A dispute over proposed European Union common agricultural policy reforms and plans for expanded military cooperation are expected to dominate the twice annual Franco-German summit, which commenced Tuesday morning in the eastern German city of Schwerin.

French President Jacqués Chirac and Prime Minister Jean Pierre Raffarin are meeting with German Chancellor Gerhard Schröder in an effort to set a time table for reaching an agreement on Common Agricultural Policy (CAPS) reforms approved earlier this month by the European Commission in Brussels. The reforms still require ratification by the EU's 15 member nations before they can be enacted.

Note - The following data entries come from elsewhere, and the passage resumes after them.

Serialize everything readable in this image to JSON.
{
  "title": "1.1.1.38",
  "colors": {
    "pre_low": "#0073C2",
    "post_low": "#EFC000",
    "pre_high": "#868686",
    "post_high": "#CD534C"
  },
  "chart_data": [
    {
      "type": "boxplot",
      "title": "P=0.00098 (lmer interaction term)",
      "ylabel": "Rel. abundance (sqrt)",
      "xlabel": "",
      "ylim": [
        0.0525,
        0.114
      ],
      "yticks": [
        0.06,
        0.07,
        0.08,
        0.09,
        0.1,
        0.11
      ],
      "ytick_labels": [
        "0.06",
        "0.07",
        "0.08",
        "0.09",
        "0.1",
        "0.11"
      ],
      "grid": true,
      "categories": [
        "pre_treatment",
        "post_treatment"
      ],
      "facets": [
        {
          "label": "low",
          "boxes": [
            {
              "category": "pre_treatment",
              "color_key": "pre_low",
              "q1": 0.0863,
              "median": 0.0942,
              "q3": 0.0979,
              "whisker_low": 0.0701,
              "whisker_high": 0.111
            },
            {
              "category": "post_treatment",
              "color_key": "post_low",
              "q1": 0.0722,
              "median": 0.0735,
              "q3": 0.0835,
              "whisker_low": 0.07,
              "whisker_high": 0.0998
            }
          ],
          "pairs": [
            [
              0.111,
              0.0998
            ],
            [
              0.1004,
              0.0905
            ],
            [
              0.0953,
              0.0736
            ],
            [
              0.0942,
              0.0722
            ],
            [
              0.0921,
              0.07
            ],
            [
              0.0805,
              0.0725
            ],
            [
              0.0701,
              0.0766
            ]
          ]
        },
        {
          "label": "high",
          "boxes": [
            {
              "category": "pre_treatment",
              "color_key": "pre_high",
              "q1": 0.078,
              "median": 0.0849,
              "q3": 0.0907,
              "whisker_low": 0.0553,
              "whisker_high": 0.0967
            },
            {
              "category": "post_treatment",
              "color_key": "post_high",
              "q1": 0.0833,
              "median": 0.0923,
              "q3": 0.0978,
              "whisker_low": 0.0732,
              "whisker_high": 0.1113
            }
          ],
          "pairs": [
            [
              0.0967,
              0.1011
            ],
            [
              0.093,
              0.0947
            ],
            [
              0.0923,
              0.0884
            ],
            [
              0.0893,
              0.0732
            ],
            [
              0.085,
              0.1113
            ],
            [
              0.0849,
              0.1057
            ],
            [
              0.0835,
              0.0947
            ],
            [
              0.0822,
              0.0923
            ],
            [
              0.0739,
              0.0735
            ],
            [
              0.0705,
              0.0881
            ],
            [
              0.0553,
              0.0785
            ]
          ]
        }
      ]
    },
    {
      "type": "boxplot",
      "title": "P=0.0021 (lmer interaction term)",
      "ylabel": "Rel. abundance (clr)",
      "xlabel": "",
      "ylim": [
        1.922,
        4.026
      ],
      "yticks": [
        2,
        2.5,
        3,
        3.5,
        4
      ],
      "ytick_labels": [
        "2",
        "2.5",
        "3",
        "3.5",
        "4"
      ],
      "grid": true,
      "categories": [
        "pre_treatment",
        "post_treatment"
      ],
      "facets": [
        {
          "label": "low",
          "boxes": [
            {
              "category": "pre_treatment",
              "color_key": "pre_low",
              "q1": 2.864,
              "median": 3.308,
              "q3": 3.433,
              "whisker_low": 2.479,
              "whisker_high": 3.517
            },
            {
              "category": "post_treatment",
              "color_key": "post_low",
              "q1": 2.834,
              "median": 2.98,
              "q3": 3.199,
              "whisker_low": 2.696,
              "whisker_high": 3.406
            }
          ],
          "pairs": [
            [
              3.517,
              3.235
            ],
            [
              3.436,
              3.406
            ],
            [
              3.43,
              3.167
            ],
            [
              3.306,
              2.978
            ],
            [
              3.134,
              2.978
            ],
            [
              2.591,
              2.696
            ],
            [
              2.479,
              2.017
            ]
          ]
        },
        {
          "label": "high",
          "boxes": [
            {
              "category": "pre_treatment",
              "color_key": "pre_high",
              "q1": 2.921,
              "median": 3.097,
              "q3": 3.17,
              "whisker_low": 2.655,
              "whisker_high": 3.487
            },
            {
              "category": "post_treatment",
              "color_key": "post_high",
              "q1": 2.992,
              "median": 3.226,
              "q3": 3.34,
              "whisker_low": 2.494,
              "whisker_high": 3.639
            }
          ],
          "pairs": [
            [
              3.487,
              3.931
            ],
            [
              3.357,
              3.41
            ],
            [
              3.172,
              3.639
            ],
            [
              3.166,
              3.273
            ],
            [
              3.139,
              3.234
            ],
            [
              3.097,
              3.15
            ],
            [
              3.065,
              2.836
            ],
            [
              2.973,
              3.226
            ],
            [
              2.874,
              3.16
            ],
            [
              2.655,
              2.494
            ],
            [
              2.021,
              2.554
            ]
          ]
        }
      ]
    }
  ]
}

Schröder supports massive reductions in direct subsidy payments to farmers, but the French government has said it wants to maintain the current system and not begin negotiating what will likely be painful reforms for French farmers until 2006, the time when the EU agricultural budget agreed to in 1999 is set to expire.

Schröder, who is being accompanied at the summit by cabinet ministers including Foreign Minister Joschka Fischer, wants to cut a deal with the French, but Chirac has vowed that he will fight the plan. The eastward expansion of the EU, planned for 2004, could be delayed if the two countries fail to reach an agreement by November.

Cold wind blowing between France and Germany

The debate over the Commission's agricultural reforms has recently led to frostier-than-normal relations between Germany and France.

EU agricultural subsidies are a sensitive issue for Germans, who pump 9.97 billion euro ($9.8 billion) a year into Brussels' agricultural policy coffers but only get back 5.64 billion euro. The French, by contrast, are a major beneficiary of the program, paying in 6.6 billion but receiving 8.98 billion euro back.

An agreement is said to be essential for the EU's eastward expansion plans. However, with Germany in the middle of a heated parliamentary election campaign, Gerhard Schröder will have little maneuvering room prior to September 22, which would leave just weeks until the November deadline for an EU-wide deal on the conditions for expansion that was agreed upon at a EU summit in Seville, Spain in June this year.

In an interview with the German public radio broadcaster Deutschlandfunk on Tuesday, Daniel Cohn-Bendit, a French Green and member of the European Parliament, said that relations between Germany and France had become "paralyzed" by the dispute.

The source of the problem, he said, was"differing assessments" of Europe's responsibilities with regard to expansion the countries have developed.

Still, he said it is important for France and Germany to work together to protect their citizens from U.S. hegemony. The two countries, he said, should replace the 1963 treaty with a new vision that provides an alternative model to a world that is unilaterally controlled by the United States

Expanded military cooperation

The two countries are also expected to announce a deal on Tuesday at the Schwerin summit merging the countries' military satellite intelligence systems. A feasibility study to find the best way to accomplish the task will be conducted at a cost of 800,000 euro.

Discussion on the international war against terrorism and recent political developments in the Middle East and Afghanistan are also on the agenda of the last Franco-German summit to be held prior to German federal elections.

The first Franco-German summit commenced after the signing of the Elysée Treaty in 1963 by then-German Chancellor Konrad Adenauer and French President Charles de Gaulle. The treaty called for leaders from both countries to engage in regular consultations at the ministerial level and to coordinate policies that affect both countries.